New Orleans, Louisisana
I wasn't lucky enough to have anyone take up my cause or case... As a result, I served just over 15 years before being paroled, and never was exonerated notwithstanding that it was, is, and always will be that I too was/am innocent of the charges.
I was 29 when locked up and in my mid-40's when released. My third decade of life was stolen from me. After successful parole, I have been "restored" according to the State.
I was locked up in Washington State, but paroled back home to Georgia. I am white, and I did have some emotional and financial support awaiting me back here in Georgia. I did one other thing that MOST men in prison don't--I saved every penny I could from the various $0.30/hr jobs and sent it out to be held for me. As a result, I suppose I have successfully "re-entered" society, but the emotional scars and the nightmares and the psychological trauma the interviewees on your program spoke of are very real for me. I get cold sweats when I see a police officer, I distrust almost everyone "in authority", I have no faith in the possibility of a meaningul relationship, and it seems I just go through the motions of day-to-day life.

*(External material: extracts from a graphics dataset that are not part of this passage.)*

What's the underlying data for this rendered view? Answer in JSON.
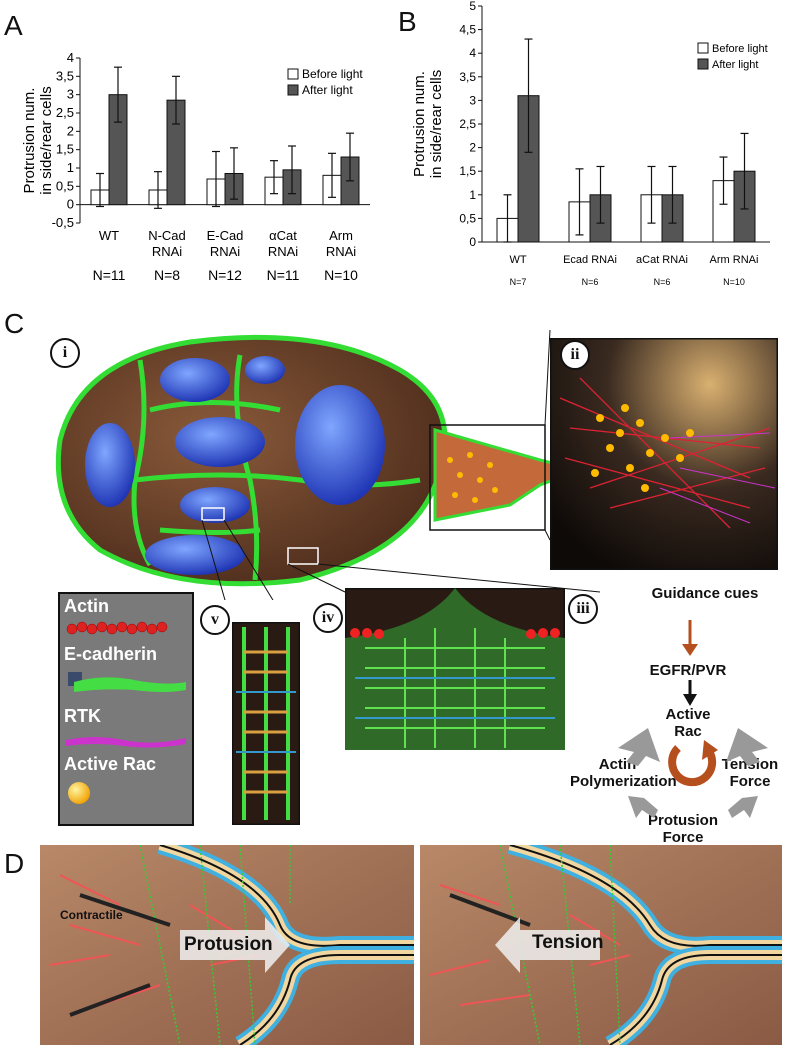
{
  "panels": {
    "a": "A",
    "b": "B",
    "c": "C",
    "d": "D"
  },
  "chart_data": [
    {
      "type": "bar",
      "ylabel": "Protrusion num. in side/rear cells",
      "ylim": [
        -0.5,
        4
      ],
      "yticks": [
        "-0,5",
        "0",
        "0,5",
        "1",
        "1,5",
        "2",
        "2,5",
        "3",
        "3,5",
        "4"
      ],
      "categories": [
        "WT",
        "N-Cad RNAi",
        "E-Cad RNAi",
        "αCat RNAi",
        "Arm RNAi"
      ],
      "n_labels": [
        "N=11",
        "N=8",
        "N=12",
        "N=11",
        "N=10"
      ],
      "series": [
        {
          "name": "Before light",
          "color": "#ffffff",
          "values": [
            0.4,
            0.4,
            0.7,
            0.75,
            0.8
          ],
          "err": [
            0.45,
            0.5,
            0.75,
            0.45,
            0.6
          ]
        },
        {
          "name": "After light",
          "color": "#555555",
          "values": [
            3.0,
            2.85,
            0.85,
            0.95,
            1.3
          ],
          "err": [
            0.75,
            0.65,
            0.7,
            0.65,
            0.65
          ]
        }
      ]
    },
    {
      "type": "bar",
      "ylabel": "Protrusion num. in side/rear cells",
      "ylim": [
        0,
        5
      ],
      "yticks": [
        "0",
        "0,5",
        "1",
        "1,5",
        "2",
        "2,5",
        "3",
        "3,5",
        "4",
        "4,5",
        "5"
      ],
      "categories": [
        "WT",
        "Ecad RNAi",
        "aCat RNAi",
        "Arm RNAi"
      ],
      "n_labels": [
        "N=7",
        "N=6",
        "N=6",
        "N=10"
      ],
      "series": [
        {
          "name": "Before light",
          "color": "#ffffff",
          "values": [
            0.5,
            0.85,
            1.0,
            1.3
          ],
          "err": [
            0.5,
            0.7,
            0.6,
            0.5
          ]
        },
        {
          "name": "After light",
          "color": "#555555",
          "values": [
            3.1,
            1.0,
            1.0,
            1.5
          ],
          "err": [
            1.2,
            0.6,
            0.6,
            0.8
          ]
        }
      ]
    }
  ],
  "diagram_c": {
    "insets": [
      "i",
      "ii",
      "iii",
      "iv",
      "v"
    ],
    "legend": [
      "Actin",
      "E-cadherin",
      "RTK",
      "Active Rac"
    ],
    "flow": {
      "guidance": "Guidance cues",
      "receptor": "EGFR/PVR",
      "rac": "Active Rac",
      "actin": "Actin Polymerization",
      "tension": "Tension Force",
      "protrusion": "Protusion Force"
    },
    "colors": {
      "actin": "#cc2222",
      "ecad": "#33cc33",
      "rtk": "#cc33cc",
      "rac": "#ffbb00",
      "arrow_red": "#b5501e",
      "arrow_grey": "#999999"
    }
  },
  "panel_d": {
    "left_label": "Contractile",
    "left_arrow": "Protusion",
    "right_arrow": "Tension"
  }
}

And yes, there have been many times--a decent apartment, job, and fair amount of money in the bank notwithstanding--that I've felt it would be easier and even better if I was back in prison.
I didn't hear any of the men mention this term, but "institutionalization" is VERY real. Life is so easy when someone else is doing all the decision making for you when to wake, when to eat, when to sleep, etc.--when someone else is in total control and I just have to be there.
I could say so much more, and while your program did say much more, it left out the biggest conclusion--being locked up, having your life sucked dry for something you did not do--no one, NO ONE, can begin to fully understand unless you've been there.